Up to this point I have said useful but brief things; I believe [they are] not completely obscure. Let it be understood that I have made no attempt to capture the prize for eloquence here. He who does not understand this at the first glance will scarcely learn it no matter how much effort he applies. [51] To the subtle of wit and to those suited to painting, these our things will be facile and most beautiful no matter how they are said. To one who is rude and by nature little given to these most noble arts, these things--even if they were most eloquently written--would be unpleasing. This book should be read with care, then, because it is written without eloquence. I beg that I may be pardoned if, where I above all wish to be understood, I have given more care to making my words clear than ornate. I believe that which follows will be less tedious to the reader.

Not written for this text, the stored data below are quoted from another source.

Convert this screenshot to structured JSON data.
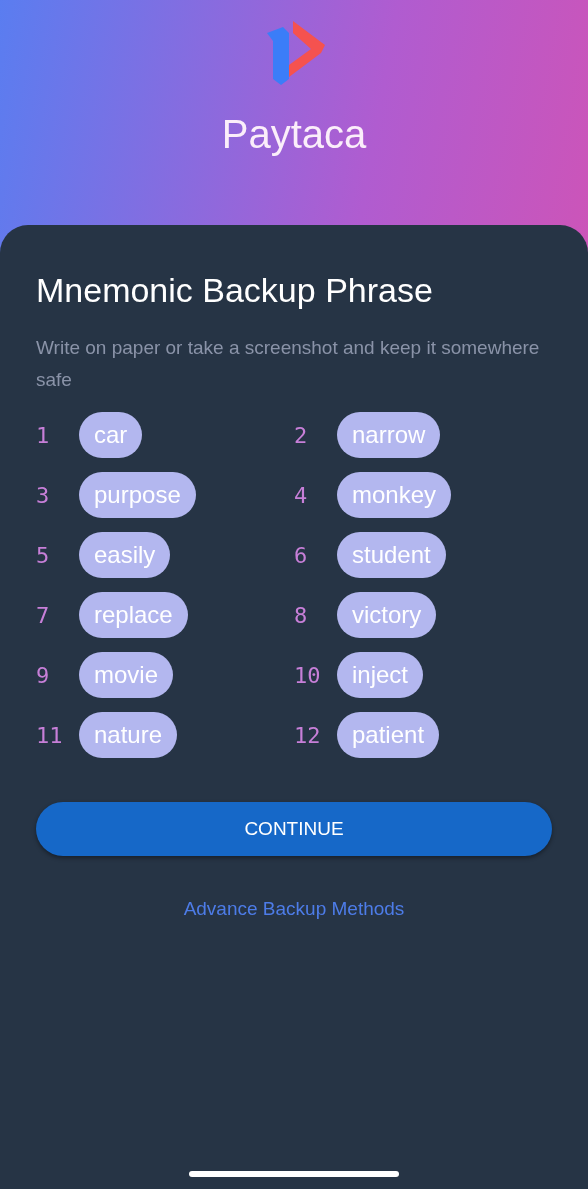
{
  "app": {
    "name": "Paytaca"
  },
  "backup": {
    "title": "Mnemonic Backup Phrase",
    "subtitle": "Write on paper or take a screenshot and keep it somewhere safe",
    "words": [
      {
        "number": "1",
        "word": "car"
      },
      {
        "number": "2",
        "word": "narrow"
      },
      {
        "number": "3",
        "word": "purpose"
      },
      {
        "number": "4",
        "word": "monkey"
      },
      {
        "number": "5",
        "word": "easily"
      },
      {
        "number": "6",
        "word": "student"
      },
      {
        "number": "7",
        "word": "replace"
      },
      {
        "number": "8",
        "word": "victory"
      },
      {
        "number": "9",
        "word": "movie"
      },
      {
        "number": "10",
        "word": "inject"
      },
      {
        "number": "11",
        "word": "nature"
      },
      {
        "number": "12",
        "word": "patient"
      }
    ],
    "continue_button": "CONTINUE",
    "advanced_link": "Advance Backup Methods"
  }
}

We have talked, as much as seems necessary, of triangles, pyramids, the cross-section. I usually explain these things to [p. 58] my friends with certain prolix geometric demonstrations which in this commentary it seemed to me better to omit for the sake of brevity., Here I have related only the basic instructions of the art, and by instructions I mean that which will give the untrained painter the first fundamentals of how to paint well. These instructions are of such a nature that [any painter] who really understands them well both by his intellect and by his comprehension of the definition of painting will realize how useful they are. Never let it be supposed that anyone can be a good painter if he does not clearly understand what he is attempting to do. He draws the bow in vain who has nowhere to point the arrow. [52]

I hope the reader will agree that the best artist can only be one who has learned to understand the outline of the plane and all its qualities. On the contrary, anyone who has not been most diligent in understanding what we have said up to this point will never be a good artist. Therefore, these intersections and planes are necessary things. There remains to teach the painter how to follow with his hand what he has learned with his mind.